Misalnya, Muhammad Yusran Hadi, Ketua Majelis Ulama Muda dan Cendekiawan Islam Indonesia (MIUMI) Aceh – salah satu kelompok yang terlibat dalam mengorganisir protes terhadap mantan Gubernur Jakarta Basuki “Ahok” Tjahaja Purnama pada tahun 2016 dan 2017 – juga menegaskan bahwa Taliban telah “menjadi lebih baik dari sebelumnya”.

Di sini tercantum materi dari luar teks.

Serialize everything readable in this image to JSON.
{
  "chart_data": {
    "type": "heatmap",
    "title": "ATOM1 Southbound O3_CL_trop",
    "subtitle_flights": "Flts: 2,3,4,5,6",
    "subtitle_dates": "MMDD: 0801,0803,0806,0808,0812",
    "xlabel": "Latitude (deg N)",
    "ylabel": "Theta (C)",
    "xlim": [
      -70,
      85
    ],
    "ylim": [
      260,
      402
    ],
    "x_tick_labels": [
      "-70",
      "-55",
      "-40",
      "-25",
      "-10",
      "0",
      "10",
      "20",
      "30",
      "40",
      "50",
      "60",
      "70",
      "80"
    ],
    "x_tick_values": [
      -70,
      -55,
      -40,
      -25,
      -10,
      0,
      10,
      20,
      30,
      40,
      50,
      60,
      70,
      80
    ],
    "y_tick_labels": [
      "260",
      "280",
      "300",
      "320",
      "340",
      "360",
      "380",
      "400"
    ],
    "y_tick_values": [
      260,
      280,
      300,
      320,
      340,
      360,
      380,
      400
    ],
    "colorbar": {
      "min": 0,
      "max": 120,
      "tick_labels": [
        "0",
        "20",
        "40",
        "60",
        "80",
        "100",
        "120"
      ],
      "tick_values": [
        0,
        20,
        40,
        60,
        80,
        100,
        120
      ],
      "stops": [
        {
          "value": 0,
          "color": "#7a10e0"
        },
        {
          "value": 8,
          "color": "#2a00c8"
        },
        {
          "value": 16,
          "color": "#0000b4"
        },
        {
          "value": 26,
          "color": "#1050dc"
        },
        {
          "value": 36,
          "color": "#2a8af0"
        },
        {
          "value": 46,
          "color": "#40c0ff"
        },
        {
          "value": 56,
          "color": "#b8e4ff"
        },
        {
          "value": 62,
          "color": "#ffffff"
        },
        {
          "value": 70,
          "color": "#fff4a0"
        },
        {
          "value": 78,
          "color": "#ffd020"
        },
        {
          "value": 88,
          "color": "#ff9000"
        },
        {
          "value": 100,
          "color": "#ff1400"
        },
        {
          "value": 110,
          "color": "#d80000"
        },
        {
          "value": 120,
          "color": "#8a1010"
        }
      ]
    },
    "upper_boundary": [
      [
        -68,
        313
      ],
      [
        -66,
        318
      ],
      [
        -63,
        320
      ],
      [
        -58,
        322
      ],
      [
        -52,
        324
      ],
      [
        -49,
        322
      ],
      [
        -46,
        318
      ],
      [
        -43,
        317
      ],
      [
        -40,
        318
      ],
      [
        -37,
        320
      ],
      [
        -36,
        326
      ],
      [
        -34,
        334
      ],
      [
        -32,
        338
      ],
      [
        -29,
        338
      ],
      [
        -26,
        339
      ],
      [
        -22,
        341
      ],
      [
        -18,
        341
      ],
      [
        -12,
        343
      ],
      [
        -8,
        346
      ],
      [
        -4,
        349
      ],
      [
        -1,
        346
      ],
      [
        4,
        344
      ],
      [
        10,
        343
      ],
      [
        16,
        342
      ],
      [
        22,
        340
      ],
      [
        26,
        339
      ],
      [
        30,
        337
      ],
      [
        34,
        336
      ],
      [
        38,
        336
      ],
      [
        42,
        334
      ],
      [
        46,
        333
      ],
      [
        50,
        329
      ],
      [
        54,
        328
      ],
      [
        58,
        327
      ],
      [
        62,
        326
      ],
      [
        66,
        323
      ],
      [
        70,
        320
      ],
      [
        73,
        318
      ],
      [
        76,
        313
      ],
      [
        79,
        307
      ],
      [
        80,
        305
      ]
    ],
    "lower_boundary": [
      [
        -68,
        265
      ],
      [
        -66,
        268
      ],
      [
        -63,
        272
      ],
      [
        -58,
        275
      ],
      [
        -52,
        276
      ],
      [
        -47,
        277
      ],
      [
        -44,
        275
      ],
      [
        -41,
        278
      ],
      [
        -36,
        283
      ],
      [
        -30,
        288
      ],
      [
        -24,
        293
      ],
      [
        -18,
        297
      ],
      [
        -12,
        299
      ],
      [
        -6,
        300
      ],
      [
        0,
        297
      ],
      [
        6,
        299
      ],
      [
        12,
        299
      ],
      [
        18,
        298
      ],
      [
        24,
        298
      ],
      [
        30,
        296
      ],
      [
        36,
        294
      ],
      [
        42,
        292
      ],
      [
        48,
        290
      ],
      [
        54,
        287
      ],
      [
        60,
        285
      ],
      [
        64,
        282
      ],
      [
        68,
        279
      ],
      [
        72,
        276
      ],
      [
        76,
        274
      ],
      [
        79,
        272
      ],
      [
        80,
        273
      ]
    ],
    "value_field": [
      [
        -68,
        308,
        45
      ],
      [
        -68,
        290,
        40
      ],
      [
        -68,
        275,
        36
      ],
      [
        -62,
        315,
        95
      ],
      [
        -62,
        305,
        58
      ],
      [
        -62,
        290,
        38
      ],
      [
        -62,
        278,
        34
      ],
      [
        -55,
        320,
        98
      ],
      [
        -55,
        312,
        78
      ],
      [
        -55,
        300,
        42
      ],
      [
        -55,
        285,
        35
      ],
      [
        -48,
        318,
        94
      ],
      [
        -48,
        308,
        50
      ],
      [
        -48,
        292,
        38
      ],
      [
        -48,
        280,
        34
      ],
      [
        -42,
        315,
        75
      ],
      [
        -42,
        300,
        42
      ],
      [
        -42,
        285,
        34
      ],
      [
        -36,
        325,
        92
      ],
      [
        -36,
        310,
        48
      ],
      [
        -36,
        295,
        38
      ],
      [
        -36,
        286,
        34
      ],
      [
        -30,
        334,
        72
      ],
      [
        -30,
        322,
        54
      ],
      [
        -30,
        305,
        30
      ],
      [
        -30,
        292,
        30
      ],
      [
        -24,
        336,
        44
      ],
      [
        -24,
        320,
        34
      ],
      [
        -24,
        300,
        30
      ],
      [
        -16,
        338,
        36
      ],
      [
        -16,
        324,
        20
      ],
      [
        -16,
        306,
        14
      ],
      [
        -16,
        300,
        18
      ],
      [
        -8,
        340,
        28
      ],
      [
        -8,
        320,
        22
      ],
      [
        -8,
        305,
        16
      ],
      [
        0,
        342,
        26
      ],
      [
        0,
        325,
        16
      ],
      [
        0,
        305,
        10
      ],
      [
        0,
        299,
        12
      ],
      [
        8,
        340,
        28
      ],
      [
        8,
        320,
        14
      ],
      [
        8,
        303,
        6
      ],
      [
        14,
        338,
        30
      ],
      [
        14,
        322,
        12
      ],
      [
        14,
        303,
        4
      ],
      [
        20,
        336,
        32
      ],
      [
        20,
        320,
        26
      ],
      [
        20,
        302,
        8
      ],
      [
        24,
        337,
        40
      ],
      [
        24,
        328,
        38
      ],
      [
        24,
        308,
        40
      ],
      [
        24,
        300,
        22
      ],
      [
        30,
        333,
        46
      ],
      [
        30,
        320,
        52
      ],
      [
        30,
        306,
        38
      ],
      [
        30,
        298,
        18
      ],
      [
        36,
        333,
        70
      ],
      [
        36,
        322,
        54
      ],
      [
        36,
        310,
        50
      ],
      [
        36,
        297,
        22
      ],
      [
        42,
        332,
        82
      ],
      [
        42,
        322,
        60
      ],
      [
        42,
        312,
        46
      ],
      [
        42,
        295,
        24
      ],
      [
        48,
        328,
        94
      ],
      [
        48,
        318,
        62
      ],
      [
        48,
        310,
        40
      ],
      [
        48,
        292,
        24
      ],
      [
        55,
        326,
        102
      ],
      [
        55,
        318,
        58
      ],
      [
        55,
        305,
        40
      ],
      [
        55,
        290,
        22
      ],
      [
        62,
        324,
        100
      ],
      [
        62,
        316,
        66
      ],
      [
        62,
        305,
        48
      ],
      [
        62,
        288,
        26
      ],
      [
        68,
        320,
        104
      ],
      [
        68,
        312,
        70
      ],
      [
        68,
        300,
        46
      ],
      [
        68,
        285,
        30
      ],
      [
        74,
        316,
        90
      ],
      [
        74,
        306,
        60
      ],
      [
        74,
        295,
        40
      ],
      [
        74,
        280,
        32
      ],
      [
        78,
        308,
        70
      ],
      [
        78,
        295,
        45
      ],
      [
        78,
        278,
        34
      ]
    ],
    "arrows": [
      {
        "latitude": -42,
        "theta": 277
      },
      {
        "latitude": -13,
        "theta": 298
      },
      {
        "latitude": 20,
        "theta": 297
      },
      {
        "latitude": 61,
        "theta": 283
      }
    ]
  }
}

Hadi kemudian mengecam kecurigaan terhadap Taliban sebagai “dosa”. Dia menyatakan bahwa kaum liberal dan sekularis takut orang-orang di Indonesia akan mengikuti jejak Taliban, dan menghidupkan kembali kepemimpinan Islam yang kuat seperti kekhalifahan di masa lalu.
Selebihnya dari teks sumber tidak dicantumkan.